87 Views Asked by At

If $f:X \rightarrow Y$ is differentiate at $x$ and $g:Y \rightarrow Z$ is differentiable at $y = f(x)$, then $g \circ f: X \rightarrow Z$ is differentiable at x and $$F(g\circ f)(x) = Dg(f(x)) Df(x)$$

I am able to prove it for univariate functions or for $\mathbb{R}^n \rightarrow \mathbb{R}$ functions, but not for more general spaces such as $X, Y$ And $Z$. Can somebody help me on that?

2

There are 2 best solutions below

0
On BEST ANSWER

I will assume that $X,Y,Z$ are Banach spaces. The "easiest" way to prove this, imho, is to use the characterization of differentiability that $f$ is differentiable at $x$ iff there exists a linear map $\mathrm Df(x):X\to Y$ and a remainder $R_{f,x}:X\to V$ such that

$$f(x+h)=f(x)+\mathrm Df(x)(h)+R_{f,x}(h)$$

and

$$\lim_{h\to0}\frac{R_{f,x}(h)}{\Vert h\Vert}=0.$$

Similarly, $g$ is differentiable at $y$ iff there exists a linear map $\mathrm Dg(y):Y\to Z$ and a remainder $R_{g,y}:Y\to Z$ such that

$$g(y+h)=g(y)+\mathrm Dg(y)(h)+R_{g,y}(h)$$

and

$$\lim_{h\to0}\frac{R_{g,y}(h)}{\Vert h\Vert}=0.$$

Now combine these to get

$$\begin{align}g\circ f(x+h)&=g(f(x)+\mathrm Df(x)(h)+R_{f,x}(h))\\ &=g(y+\mathrm Df(x)(h)+R_{f,x}(h))\\ &=g(y)+\mathrm Dg(y)[\mathrm Df(x)(h)+R_{f,x}(h)]+R_{g,y}[\mathrm Df(x)(h)+R_{f,x}(h)]\\ &=g(y)+\mathrm Dg(y)\mathrm Df(x)(h)+\left\{\mathrm D g(y)(R_{f,x}(h))+R_{g,y}[\mathrm Df(x)(h)+R_{f,x}(h)]\right\}. \end{align}$$

If you can show that

$$\lim_{h\to0}\frac{\mathrm D g(y)(R_{f,x}(h))+R_{g,y}[\mathrm Df(x)(h)+R_{f,x}(h)]}{\Vert h\Vert}=0,$$

then you're done (the numerator is the big term in curly brackets above).

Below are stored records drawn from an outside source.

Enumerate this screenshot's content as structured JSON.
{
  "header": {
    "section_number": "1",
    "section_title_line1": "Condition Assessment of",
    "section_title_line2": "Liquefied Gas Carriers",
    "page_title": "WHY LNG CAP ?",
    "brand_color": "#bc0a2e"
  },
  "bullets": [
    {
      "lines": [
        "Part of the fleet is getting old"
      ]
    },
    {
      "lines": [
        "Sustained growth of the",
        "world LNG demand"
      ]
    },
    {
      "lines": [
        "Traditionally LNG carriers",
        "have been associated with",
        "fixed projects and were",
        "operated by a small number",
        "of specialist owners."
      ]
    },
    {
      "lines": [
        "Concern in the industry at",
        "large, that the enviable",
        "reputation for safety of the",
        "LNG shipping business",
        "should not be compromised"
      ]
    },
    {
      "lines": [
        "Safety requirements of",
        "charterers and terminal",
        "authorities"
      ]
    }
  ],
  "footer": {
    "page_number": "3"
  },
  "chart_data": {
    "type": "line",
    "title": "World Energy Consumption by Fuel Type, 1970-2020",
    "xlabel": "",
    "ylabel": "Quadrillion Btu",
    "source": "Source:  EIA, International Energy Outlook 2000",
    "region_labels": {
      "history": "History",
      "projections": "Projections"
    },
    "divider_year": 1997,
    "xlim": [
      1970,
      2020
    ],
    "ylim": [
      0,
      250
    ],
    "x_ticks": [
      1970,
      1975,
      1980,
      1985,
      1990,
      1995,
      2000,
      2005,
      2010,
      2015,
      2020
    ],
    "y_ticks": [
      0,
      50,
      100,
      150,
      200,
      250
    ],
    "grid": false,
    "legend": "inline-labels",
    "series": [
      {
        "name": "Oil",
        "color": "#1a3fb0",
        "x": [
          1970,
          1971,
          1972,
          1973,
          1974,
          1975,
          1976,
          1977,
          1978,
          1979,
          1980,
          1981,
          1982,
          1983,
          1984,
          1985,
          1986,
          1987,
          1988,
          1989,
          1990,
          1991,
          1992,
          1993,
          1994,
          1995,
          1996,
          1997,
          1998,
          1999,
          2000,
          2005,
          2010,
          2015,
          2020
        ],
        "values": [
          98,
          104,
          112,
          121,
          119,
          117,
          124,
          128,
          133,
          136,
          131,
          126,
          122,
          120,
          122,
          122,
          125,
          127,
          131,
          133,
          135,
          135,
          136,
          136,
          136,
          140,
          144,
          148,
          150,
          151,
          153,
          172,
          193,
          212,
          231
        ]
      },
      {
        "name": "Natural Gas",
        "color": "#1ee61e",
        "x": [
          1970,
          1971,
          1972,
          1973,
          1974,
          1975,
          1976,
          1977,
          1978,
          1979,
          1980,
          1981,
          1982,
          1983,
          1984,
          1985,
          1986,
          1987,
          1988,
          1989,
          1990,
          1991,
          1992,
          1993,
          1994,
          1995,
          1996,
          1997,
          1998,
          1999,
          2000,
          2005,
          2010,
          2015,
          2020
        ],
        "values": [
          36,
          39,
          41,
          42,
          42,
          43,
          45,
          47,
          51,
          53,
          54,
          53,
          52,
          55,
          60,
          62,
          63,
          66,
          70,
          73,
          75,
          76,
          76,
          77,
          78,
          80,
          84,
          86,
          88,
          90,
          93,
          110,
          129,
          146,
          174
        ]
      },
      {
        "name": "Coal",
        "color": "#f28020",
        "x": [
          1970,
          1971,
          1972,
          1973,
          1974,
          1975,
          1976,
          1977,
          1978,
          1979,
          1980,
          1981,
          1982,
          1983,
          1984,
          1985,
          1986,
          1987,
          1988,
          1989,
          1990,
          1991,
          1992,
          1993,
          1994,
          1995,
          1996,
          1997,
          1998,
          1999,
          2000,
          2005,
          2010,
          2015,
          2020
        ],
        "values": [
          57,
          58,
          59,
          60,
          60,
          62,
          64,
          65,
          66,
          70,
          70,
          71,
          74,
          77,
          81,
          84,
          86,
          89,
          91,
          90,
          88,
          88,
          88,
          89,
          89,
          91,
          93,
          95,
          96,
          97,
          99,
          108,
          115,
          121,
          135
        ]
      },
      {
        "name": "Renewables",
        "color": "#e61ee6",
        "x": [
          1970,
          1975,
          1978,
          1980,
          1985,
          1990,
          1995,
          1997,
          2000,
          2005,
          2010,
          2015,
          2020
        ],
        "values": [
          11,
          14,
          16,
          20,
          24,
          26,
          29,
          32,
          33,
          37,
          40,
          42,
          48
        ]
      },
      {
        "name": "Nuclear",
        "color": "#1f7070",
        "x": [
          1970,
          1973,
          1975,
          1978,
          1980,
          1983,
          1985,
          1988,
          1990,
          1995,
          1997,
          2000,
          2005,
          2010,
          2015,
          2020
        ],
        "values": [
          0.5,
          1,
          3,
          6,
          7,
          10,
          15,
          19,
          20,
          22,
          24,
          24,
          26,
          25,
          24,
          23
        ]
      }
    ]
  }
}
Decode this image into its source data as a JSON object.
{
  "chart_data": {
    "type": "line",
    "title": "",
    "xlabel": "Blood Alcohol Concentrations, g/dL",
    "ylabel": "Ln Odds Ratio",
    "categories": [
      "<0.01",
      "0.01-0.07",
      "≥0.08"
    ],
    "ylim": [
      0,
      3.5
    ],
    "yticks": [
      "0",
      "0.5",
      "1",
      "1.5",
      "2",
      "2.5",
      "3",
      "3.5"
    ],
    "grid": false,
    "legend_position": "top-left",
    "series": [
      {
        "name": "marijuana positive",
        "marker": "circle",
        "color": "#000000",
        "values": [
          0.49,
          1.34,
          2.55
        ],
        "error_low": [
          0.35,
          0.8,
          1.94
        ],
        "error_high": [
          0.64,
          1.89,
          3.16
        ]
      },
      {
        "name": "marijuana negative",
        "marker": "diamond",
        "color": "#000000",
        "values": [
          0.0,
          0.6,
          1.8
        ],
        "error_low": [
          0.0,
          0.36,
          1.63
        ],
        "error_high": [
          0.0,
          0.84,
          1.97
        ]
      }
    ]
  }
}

Because then $\mathrm Dg(y)\mathrm Df(x)$ is the required differential and the term in curly brackets the remainder for $g\circ f$, which is then consequently differentiable with differential $\mathrm Dg(y)\mathrm Df(x)=\mathrm Dg(f(x))\mathrm Df(x)$.

0
On

I like the Weierstraß formulation of differentiation for such cases:
$f$ is differentiable at $x$ if there is a linear function $L$ and a remainder function $r$ such that $f(x+v)=f(x)+L(v)+r(v)$ with $\lim_{v\to 0}\frac{r(v)}{\|v\|}=0.$
This has the advantage that you do not have to bother coordinates or specific directions. This way we get matrix multiplication for the derivatives and only have to work on the remainders a bit.